3.3 Vulnerability To Power Outages

When a local power outage happens, a significant amount of time can pass before the remote monitoring console can communicate again with the monitored system. During this time the system is not monitored. The undecidable condition happens again.

4 Agent-based Monitoring

Now to the classic approach that will actually work in critical situations.

4.1 Requirements

Agent-based monitoring requires one agent per machine (the so-called "local-agents").
We want a monitoring environment where all the necessary configuration setup is in the agent configuration files.
Each agent must use a small bound set of resources.
We need a protocol designed purposedly for real-time monitoring.
Each agent must operate autonomously, but fulfill coordination plans.
A mechanism to allow agents to comunicate with their surrounding agents.
A feature designed to bypass network failures.

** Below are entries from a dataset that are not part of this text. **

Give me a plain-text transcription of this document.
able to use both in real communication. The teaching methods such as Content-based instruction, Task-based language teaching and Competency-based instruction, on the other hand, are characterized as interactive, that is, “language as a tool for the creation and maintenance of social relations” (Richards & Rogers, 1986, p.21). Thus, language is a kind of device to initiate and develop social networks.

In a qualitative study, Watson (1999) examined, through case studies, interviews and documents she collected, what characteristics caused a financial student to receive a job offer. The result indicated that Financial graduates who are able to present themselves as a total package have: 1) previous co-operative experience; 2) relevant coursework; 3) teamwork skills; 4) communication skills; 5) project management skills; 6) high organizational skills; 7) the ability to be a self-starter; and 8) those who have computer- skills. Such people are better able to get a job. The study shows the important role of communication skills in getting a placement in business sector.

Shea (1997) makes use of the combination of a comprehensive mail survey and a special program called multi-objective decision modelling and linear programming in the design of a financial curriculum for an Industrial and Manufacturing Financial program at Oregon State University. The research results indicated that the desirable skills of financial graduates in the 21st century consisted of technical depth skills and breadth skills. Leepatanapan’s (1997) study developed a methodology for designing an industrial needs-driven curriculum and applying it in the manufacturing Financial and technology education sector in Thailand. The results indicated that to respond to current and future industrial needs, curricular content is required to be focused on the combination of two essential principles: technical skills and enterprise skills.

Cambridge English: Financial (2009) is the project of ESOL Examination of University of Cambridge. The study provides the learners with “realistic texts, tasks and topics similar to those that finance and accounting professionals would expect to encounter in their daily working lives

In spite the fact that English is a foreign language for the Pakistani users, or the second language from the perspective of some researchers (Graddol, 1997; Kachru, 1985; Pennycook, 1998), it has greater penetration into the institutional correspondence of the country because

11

4.2 Reduction of Network Traffic

There is no need to transmit continuatively. By transmitting only variations of the machine' status, agents are able to reduce network traffic.

4.3 Remote Configuration

The agent will be part of the standard machine image.
Each agent will be configurable remotely.
Agent commands include a command to send/receive remote configuration.

4.4 Tolerance To Network Disruption

A mechanism tolerant to disruption will adopt a peer-to-peer communication model, as opposed to a master/slave communication with a central monitor. Agent collaboration is an essential part of the model in order to allow agents to bypass network failures.